In 1997–98 the U.S. ranked 15th out of 19 countries on the "mortality amenable to health care" measure. However, by 2002–03 the U.S. fell to last place, with 109 deaths amenable to health care for every 100,000 people. In contrast, mortality rates per 100,000 people in the leading countries were: France (64), Japan (71), and Australia (71).
The other countries included in the study were Austria, Canada, Denmark, Finland, Germany, Greece, Ireland, Italy, Netherlands, New Zealand, Norway, Portugal, Spain, Sweden and the United Kingdom.
The measure of deaths amenable to health care is a valuable indicator of healthcare system's performance because it is sensitive to improved care, the researchers stated. It considers a range of conditions from which it is reasonable to expect death to be averted even after the condition develops. This includes causes such as appendicitis and hypertension, where the medical nature of the intervention is apparent; it also includes illnesses that can be detected early with effective screenings such as cervical or colon cancer, and tuberculosis which, while acquisition is largely driven by socio-economic conditions, is not fatal when treated in a timely manner.

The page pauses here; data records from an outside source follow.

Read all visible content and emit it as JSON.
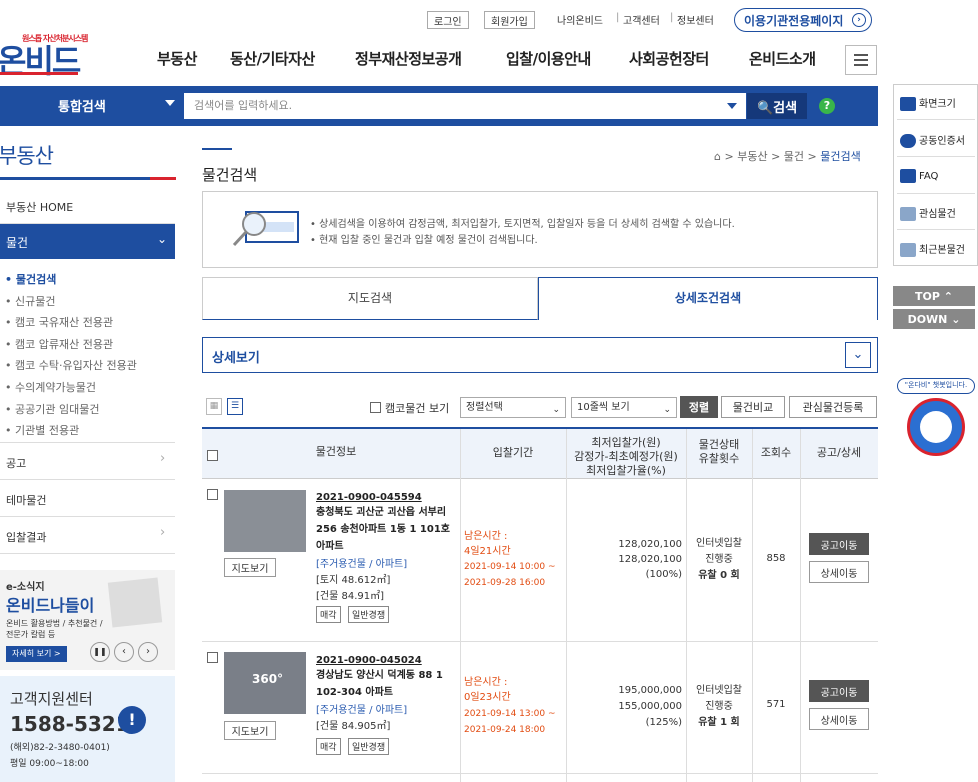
{
  "header": {
    "logo_sub": "원스톱 자산처분시스템",
    "logo": "온비드",
    "util_buttons": [
      "로그인",
      "회원가입"
    ],
    "util_links": [
      "나의온비드",
      "고객센터",
      "정보센터"
    ],
    "institution_button": "이용기관전용페이지",
    "gnb": [
      "부동산",
      "동산/기타자산",
      "정부재산정보공개",
      "입찰/이용안내",
      "사회공헌장터",
      "온비드소개"
    ]
  },
  "search": {
    "title": "통합검색",
    "placeholder": "검색어를 입력하세요.",
    "button": "검색",
    "help": "?"
  },
  "sidebar": {
    "title": "부동산",
    "home": "부동산 HOME",
    "active": "물건",
    "sub_items": [
      "물건검색",
      "신규물건",
      "캠코 국유재산 전용관",
      "캠코 압류재산 전용관",
      "캠코 수탁·유입자산 전용관",
      "수의계약가능물건",
      "공공기관 임대물건",
      "기관별 전용관"
    ],
    "menus": [
      "공고",
      "테마물건",
      "입찰결과"
    ],
    "banner1": {
      "line1": "e-소식지",
      "title": "온비드나들이",
      "desc1": "온비드 활용방법 / 추천물건 /",
      "desc2": "전문가 칼럼 등",
      "more": "자세히 보기 >"
    },
    "banner2": {
      "title": "고객지원센터",
      "phone": "1588-5321",
      "overseas": "(해외)82-2-3480-0401)",
      "hours": "평일 09:00~18:00"
    }
  },
  "content": {
    "title": "물건검색",
    "breadcrumb": [
      "부동산",
      "물건",
      "물건검색"
    ],
    "info": [
      "• 상세검색을 이용하여 감정금액, 최저입찰가, 토지면적, 입찰일자 등을 더 상세히 검색할 수 있습니다.",
      "• 현재 입찰 중인 물건과 입찰 예정 물건이 검색됩니다."
    ],
    "tabs": [
      "지도검색",
      "상세조건검색"
    ],
    "detail": "상세보기",
    "camco_check": "캠코물건 보기",
    "sort_select": "정렬선택",
    "count_select": "10줄씩 보기",
    "sort_button": "정렬",
    "compare_button": "물건비교",
    "fav_button": "관심물건등록"
  },
  "table": {
    "headers": {
      "info": "물건정보",
      "period": "입찰기간",
      "price1": "최저입찰가(원)",
      "price2": "감정가-최초예정가(원)",
      "price3": "최저입찰가율(%)",
      "status1": "물건상태",
      "status2": "유찰횟수",
      "views": "조회수",
      "notice": "공고/상세"
    },
    "rows": [
      {
        "map": "지도보기",
        "no": "2021-0900-045594",
        "addr": "충청북도 괴산군 괴산읍 서부리 256 송천아파트 1동 1 101호 아파트",
        "type": "[주거용건물 / 아파트]",
        "area1": "[토지 48.612㎡]",
        "area2": "[건물 84.91㎡]",
        "tags": [
          "매각",
          "일반경쟁"
        ],
        "remain1": "남은시간 :",
        "remain2": "4일21시간",
        "start": "2021-09-14 10:00 ~",
        "end": "2021-09-28 16:00",
        "min_price": "128,020,100",
        "appraisal": "128,020,100",
        "rate": "(100%)",
        "status": "인터넷입찰",
        "state": "진행중",
        "fails": "유찰 0 회",
        "views": "858",
        "notice_btn": "공고이동",
        "detail_btn": "상세이동"
      },
      {
        "map": "지도보기",
        "no": "2021-0900-045024",
        "addr": "경상남도 양산시 덕계동 88 1 102-304 아파트",
        "type": "[주거용건물 / 아파트]",
        "area1": "[건물 84.905㎡]",
        "area2": "",
        "tags": [
          "매각",
          "일반경쟁"
        ],
        "remain1": "남은시간 :",
        "remain2": "0일23시간",
        "start": "2021-09-14 13:00 ~",
        "end": "2021-09-24 18:00",
        "min_price": "195,000,000",
        "appraisal": "155,000,000",
        "rate": "(125%)",
        "status": "인터넷입찰",
        "state": "진행중",
        "fails": "유찰 1 회",
        "views": "571",
        "notice_btn": "공고이동",
        "detail_btn": "상세이동",
        "thumb_badge": "360°"
      }
    ]
  },
  "quick": {
    "items": [
      "화면크기",
      "공동인증서",
      "FAQ",
      "관심물건",
      "최근본물건"
    ],
    "top": "TOP ⌃",
    "down": "DOWN ⌄",
    "chatbot": "\"온다비\" 챗봇입니다."
  },
  "colors": {
    "brand": "#1e4ea0",
    "accent": "#d9232e",
    "time": "#e24c12"
  }
}
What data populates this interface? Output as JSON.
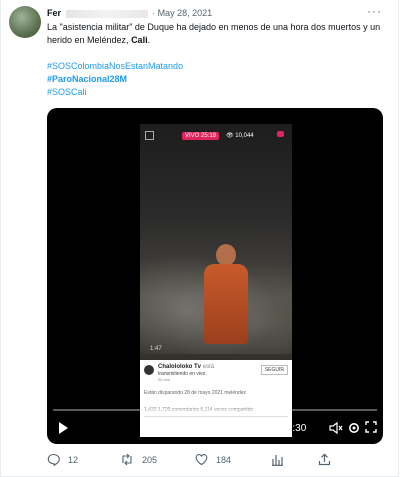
{
  "tweet": {
    "author_name": "Fer",
    "dot": "·",
    "date": "May 28, 2021",
    "text_main": "La \"asistencia militar\" de Duque ha dejado en menos de una hora dos muertos y un herido en Meléndez, ",
    "text_bold": "Cali",
    "text_end": ".",
    "hashtags": [
      "#SOSColombiaNosEstanMatando",
      "#ParoNacional28M",
      "#SOSCali"
    ]
  },
  "media": {
    "overlay": {
      "live_label": "VIVO 25:18",
      "views": "10,044",
      "timestamp": "1:47",
      "page_name": "Chalololoko Tv",
      "page_name_suffix": "está",
      "line2": "transmitiendo en vivo.",
      "line3": "25 min ·",
      "follow_label": "SEGUIR",
      "description": "Están disparando 28 de mayo 2021  meléndez",
      "reactions": "1,422     1,720 comentarios  6,114 veces compartido"
    },
    "time": "0:00 / 0:30",
    "progress": 0.0
  },
  "actions": {
    "replies": "12",
    "retweets": "205",
    "likes": "184"
  },
  "colors": {
    "link": "#1d9bf0",
    "muted": "#536471",
    "live": "#e0245e"
  }
}
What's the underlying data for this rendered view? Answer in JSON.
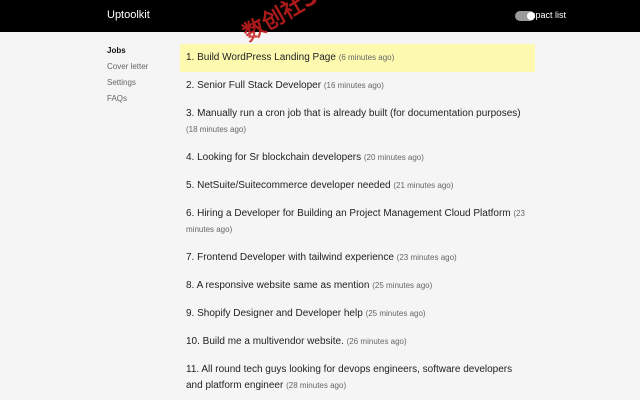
{
  "header": {
    "brand": "Uptoolkit",
    "compact_label": "Compact list",
    "compact_on": true
  },
  "sidebar": {
    "items": [
      {
        "label": "Jobs",
        "active": true
      },
      {
        "label": "Cover letter",
        "active": false
      },
      {
        "label": "Settings",
        "active": false
      },
      {
        "label": "FAQs",
        "active": false
      }
    ]
  },
  "jobs": [
    {
      "title": "1. Build WordPress Landing Page",
      "time": "(6 minutes ago)"
    },
    {
      "title": "2. Senior Full Stack Developer",
      "time": "(16 minutes ago)"
    },
    {
      "title": "3. Manually run a cron job that is already built (for documentation purposes)",
      "time": "(18 minutes ago)"
    },
    {
      "title": "4. Looking for Sr blockchain developers",
      "time": "(20 minutes ago)"
    },
    {
      "title": "5. NetSuite/Suitecommerce developer needed",
      "time": "(21 minutes ago)"
    },
    {
      "title": "6. Hiring a Developer for Building an Project Management Cloud Platform",
      "time": "(23 minutes ago)"
    },
    {
      "title": "7. Frontend Developer with tailwind experience",
      "time": "(23 minutes ago)"
    },
    {
      "title": "8. A responsive website same as mention",
      "time": "(25 minutes ago)"
    },
    {
      "title": "9. Shopify Designer and Developer help",
      "time": "(25 minutes ago)"
    },
    {
      "title": "10. Build me a multivendor website.",
      "time": "(26 minutes ago)"
    },
    {
      "title": "11. All round tech guys looking for devops engineers, software developers and platform engineer",
      "time": "(28 minutes ago)"
    }
  ],
  "watermark": "数创社Ss66",
  "colors": {
    "highlight": "#fdfab0",
    "topbar": "#000000"
  }
}
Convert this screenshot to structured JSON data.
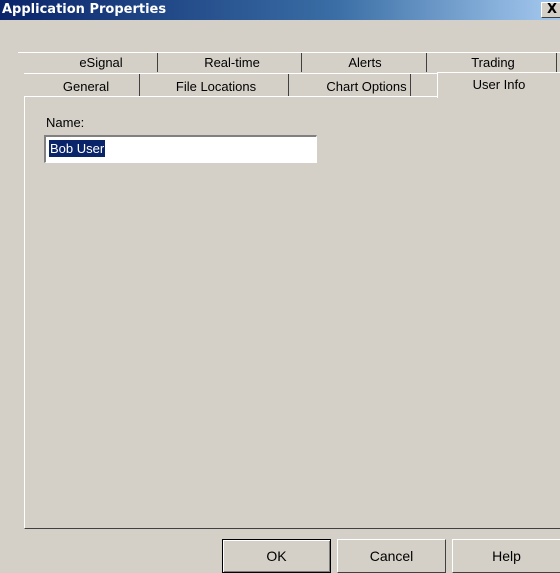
{
  "window": {
    "title": "Application Properties",
    "close_glyph": "X",
    "close_icon": "close-icon"
  },
  "tabs": {
    "row1": [
      "eSignal",
      "Real-time",
      "Alerts",
      "Trading"
    ],
    "row2": [
      "General",
      "File Locations",
      "Chart Options",
      "User Info"
    ],
    "active": "User Info"
  },
  "user_info": {
    "name_label": "Name:",
    "name_value": "Bob User"
  },
  "buttons": {
    "ok": "OK",
    "cancel": "Cancel",
    "help": "Help"
  },
  "colors": {
    "title_active": "#0a246a",
    "face": "#d4d0c8",
    "selection": "#0a246a"
  }
}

In a 2006 study, infant mortality in the United States was found to be among the worst of all industrialized nations. Another study found Americans had a higher rate of sickness than the British in all categories studied.
"Cross-national studies conducted by The Commonwealth Fund indicate that our failure to cover all Americans results in financial barriers that are much more likely to prevent many U.S. adults from getting the care they need, compared with adults in other countries," said Commonwealth Fund President Karen Davis. "While no one country provides a perfect model of care, there are many lessons to be learned from the strategies at work abroad."